The highly volatile price of cryptocurrencies is comparable to the price of highly speculative stocks such as biotechnology shares. It is closely correlated to the news. Bitcoin is not exchangeable with any other tangible asset. Its mechanism is very different from that of other currencies or from the supply of currencies backed by deposits.

It is possible to invest in cryptocurrencies by going to dealing platforms. The platforms based in Europe are regulated, which is not the case for all the platforms around the world. So you have to be very careful, because if the platform goes bankrupt, there may be no legal entity you can sue.

It is also possible to access cryptocurrencies via Initial Coin Offerings (ICOs). An ICO consists in raising funds by issuing tokens (digital assets), which are exchangeable for cryptocurrencies at the start of a project. These tokens do not represent the shares of a company but a right to use a service. This is the purchase of a "product or a service under development".

The legislator's point of view

The legal status of cryptocurrencies is still uncertain today: is it a currency or an asset?

There is still no global regulation of cryptocurrencies[4]. At the last G-20 summit in March 2018, the Financial Stability Board stressed that "crypto assets" do not pose a risk to global financial stability at the moment[5]. Cryptocurrencies are estimated as representing less than 0.5% of the shares listed worldwide (excluding derivatives and debt). It is therefore up to each country to monitor these assets.

Nor is there any clear legislation on this subject within Europe. Current discussions only concern measures to prevent the use of cryptocurrencies in money laundering and terrorist financing. In December 2017, the European Parliament voted in favour of an agreement with the European Council for legislation on this subject, which mainly targets the anonymity of financial technology, in order to set the rules for virtual currency exchanges and platforms.

From a tax perspective, however, it should be noted that cryptocurrencies are not exempt from capital gains tax in most European countries. Countries such as France or Italy have not yet introduced legislation but their tax authorities have decided to tax the capital gains, while other countries such as Portugal are unable to tax gains from electronic currencies because of a legal vacuum on how to classify and tax these products. So, there is still no consensus in Europe.

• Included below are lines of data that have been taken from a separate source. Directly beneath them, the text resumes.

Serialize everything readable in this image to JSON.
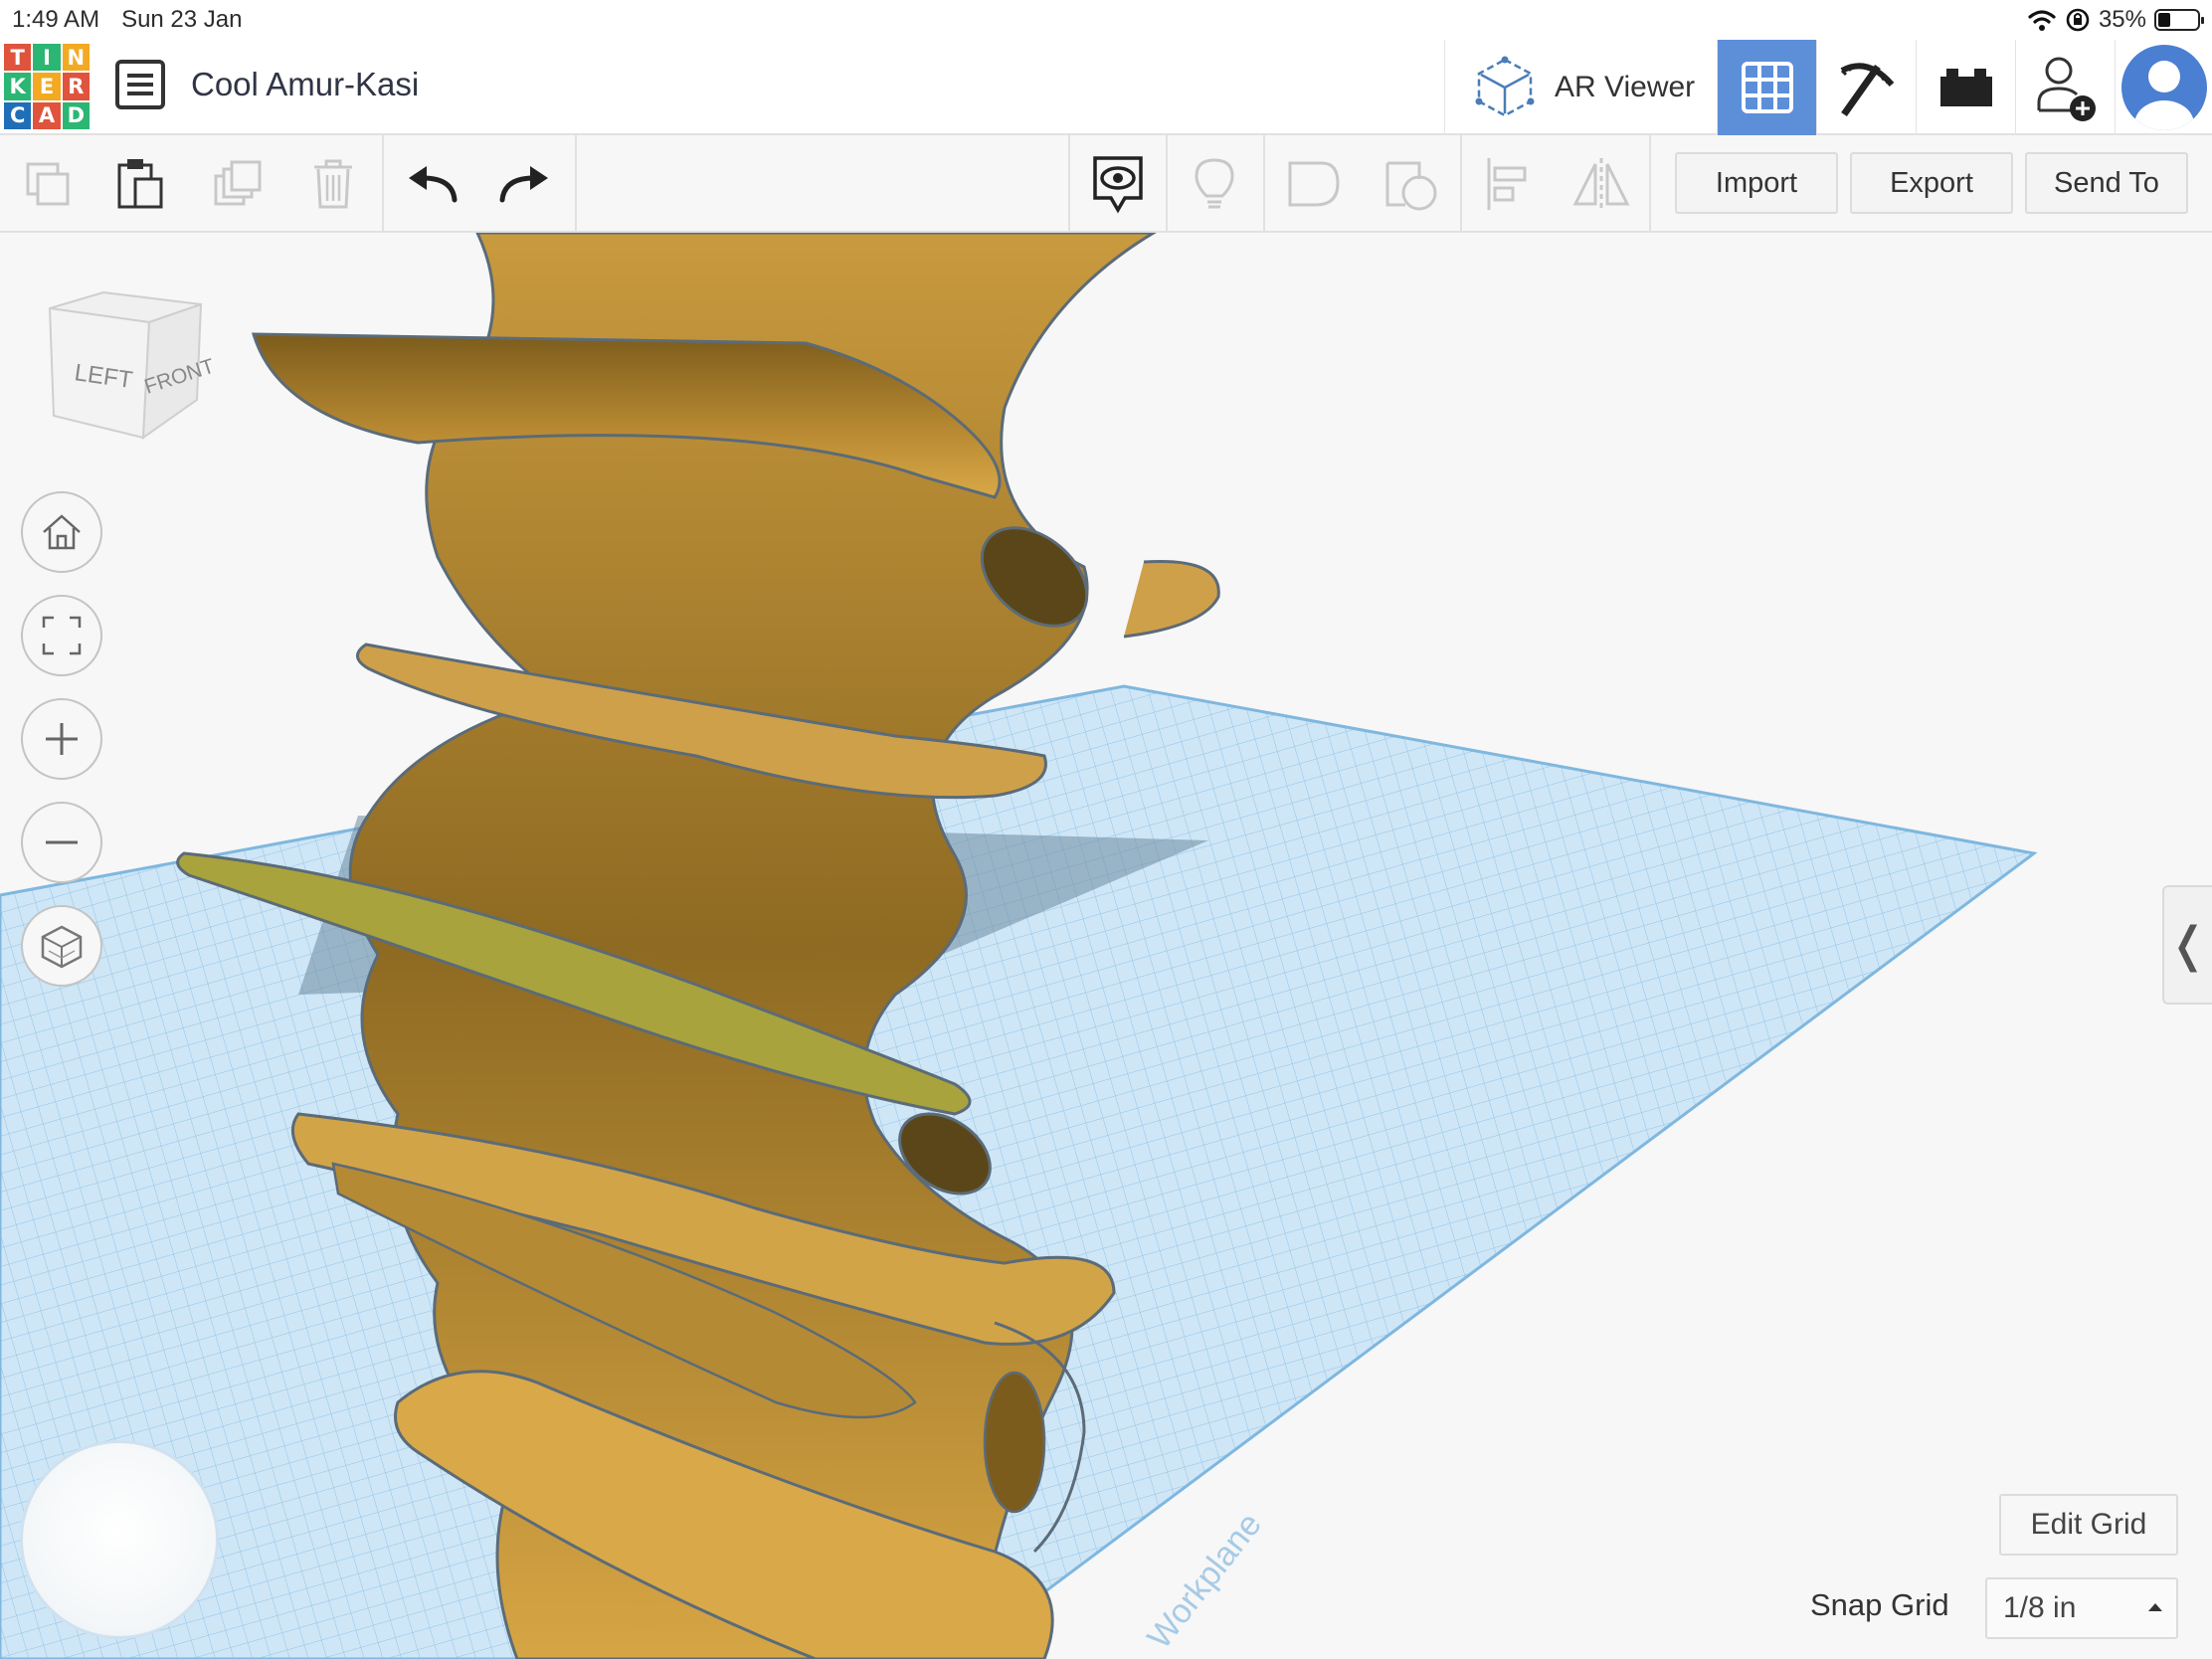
{
  "status_bar": {
    "time": "1:49 AM",
    "date": "Sun 23 Jan",
    "battery": "35%",
    "icons": [
      "wifi-icon",
      "orientation-lock-icon",
      "battery-icon"
    ]
  },
  "header": {
    "logo_letters": [
      "T",
      "I",
      "N",
      "K",
      "E",
      "R",
      "C",
      "A",
      "D"
    ],
    "design_title": "Cool Amur-Kasi",
    "ar_viewer_label": "AR Viewer",
    "view_buttons": [
      "3d-design-grid-icon",
      "pickaxe-icon",
      "bricks-icon",
      "add-user-icon",
      "avatar"
    ],
    "active_view": "3d-design-grid-icon"
  },
  "toolbar": {
    "edit_icons": [
      "copy-icon",
      "paste-icon",
      "duplicate-icon",
      "delete-icon",
      "undo-icon",
      "redo-icon"
    ],
    "view_icons": [
      "notes-visibility-icon",
      "light-bulb-icon",
      "group-icon",
      "ungroup-icon",
      "align-icon",
      "mirror-icon"
    ],
    "import_label": "Import",
    "export_label": "Export",
    "send_to_label": "Send To"
  },
  "viewcube": {
    "left_label": "LEFT",
    "front_label": "FRONT"
  },
  "view_controls": [
    "home-view-icon",
    "fit-view-icon",
    "zoom-in-icon",
    "zoom-out-icon",
    "perspective-icon"
  ],
  "workplane": {
    "edit_grid_label": "Edit Grid",
    "snap_grid_label": "Snap Grid",
    "snap_grid_value": "1/8 in",
    "watermark": "Workplane"
  },
  "colors": {
    "accent": "#5d8fd9",
    "model": "#d7a540",
    "grid": "#a9d3ee",
    "background": "#f7f7f7"
  }
}
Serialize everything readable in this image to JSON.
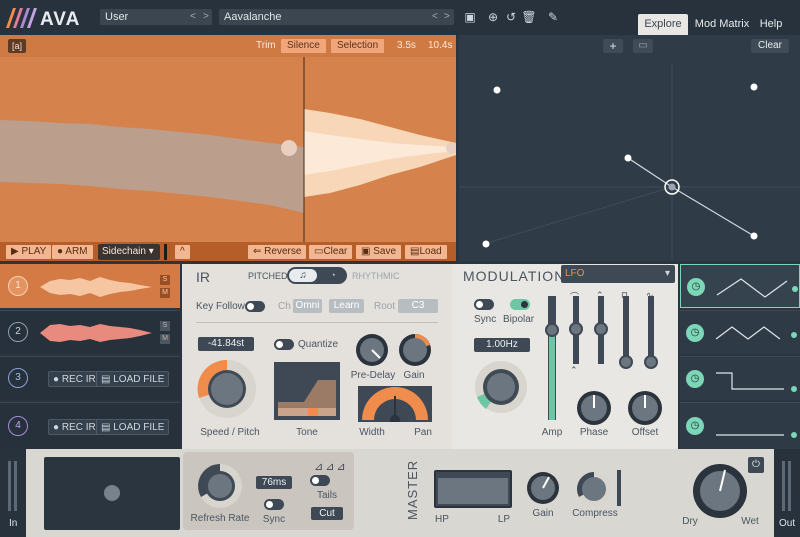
{
  "app": {
    "logo_text": "AVA"
  },
  "topbar": {
    "bank": "User",
    "preset": "Aavalanche",
    "tabs": [
      "Explore",
      "Mod Matrix",
      "Help"
    ]
  },
  "wave": {
    "zoom_label": "[a]",
    "trim_label": "Trim",
    "silence": "Silence",
    "selection": "Selection",
    "start_time": "3.5s",
    "end_time": "10.4s",
    "play": "PLAY",
    "arm": "ARM",
    "source": "Sidechain",
    "reverse": "Reverse",
    "clear": "Clear",
    "save": "Save",
    "load": "Load"
  },
  "xy": {
    "clear": "Clear"
  },
  "slots": [
    {
      "num": "1",
      "badge1": "S",
      "badge2": "M"
    },
    {
      "num": "2",
      "badge1": "S",
      "badge2": "M"
    },
    {
      "num": "3",
      "rec": "REC IR",
      "load": "LOAD FILE"
    },
    {
      "num": "4",
      "rec": "REC IR",
      "load": "LOAD FILE"
    }
  ],
  "ir": {
    "title": "IR",
    "pitched": "PITCHED",
    "rhythmic": "RHYTHMIC",
    "key_follow": "Key Follow",
    "ch_label": "Ch",
    "ch_value": "Omni",
    "learn": "Learn",
    "root_label": "Root",
    "root_value": "C3",
    "pitch_value": "-41.84st",
    "quantize": "Quantize",
    "speed_pitch": "Speed / Pitch",
    "tone": "Tone",
    "predelay": "Pre-Delay",
    "gain": "Gain",
    "width": "Width",
    "pan": "Pan"
  },
  "mod": {
    "title": "MODULATION",
    "source": "LFO",
    "sync": "Sync",
    "bipolar": "Bipolar",
    "rate": "1.00Hz",
    "amp": "Amp",
    "phase": "Phase",
    "offset": "Offset"
  },
  "bottom": {
    "in": "In",
    "out": "Out",
    "refresh_rate": "Refresh Rate",
    "time_value": "76ms",
    "sync": "Sync",
    "tails": "Tails",
    "cut": "Cut",
    "master": "MASTER",
    "hp": "HP",
    "lp": "LP",
    "gain": "Gain",
    "compress": "Compress",
    "dry": "Dry",
    "wet": "Wet"
  },
  "colors": {
    "accent": "#f08c4c",
    "mint": "#7cd6b8",
    "panel": "#2f3b46"
  }
}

Cryptocurrencies and life insurance policies

In view of the lack of a legal classification for virtual currencies (are they currencies or assets?), it is difficult, at the moment, to consider ways in which they could be included in a contract.

However, cryptocurrencies could be eligible in Type D portfolios[6] (dedicated internal funds or specialised insurance funds), according to Annex 3 of Circular Letter 15/3, by investing in Funds, ETFs or certain structured products, but not by direct investment.

Bâloise Vie Luxembourg has a team of specialists in the structuring of insurance assets. Please contact us for more information about asset planning opportunities through a unit-linked life insurance policy, and the benefits of Bâloise Vie Luxembourg solutions.

[1]  Computer scientist, lawyer and cryptographer, known for his research work on digital contracts and digital currency.

[2] The pseudonym used by the creator of the bitcoin "Bitcoin: A Peer-to-Peer Electronic Cash System https://bitcoin.org/bitcoin.pdf"; https://bitcoin.org. His true identity has never been revealed.

[6] Subscribers investing a minimum total of EUR 1,000,000 in all their policies with the insurance company and declaring that they have a fortune in securities above or equal to EUR 2,500,000.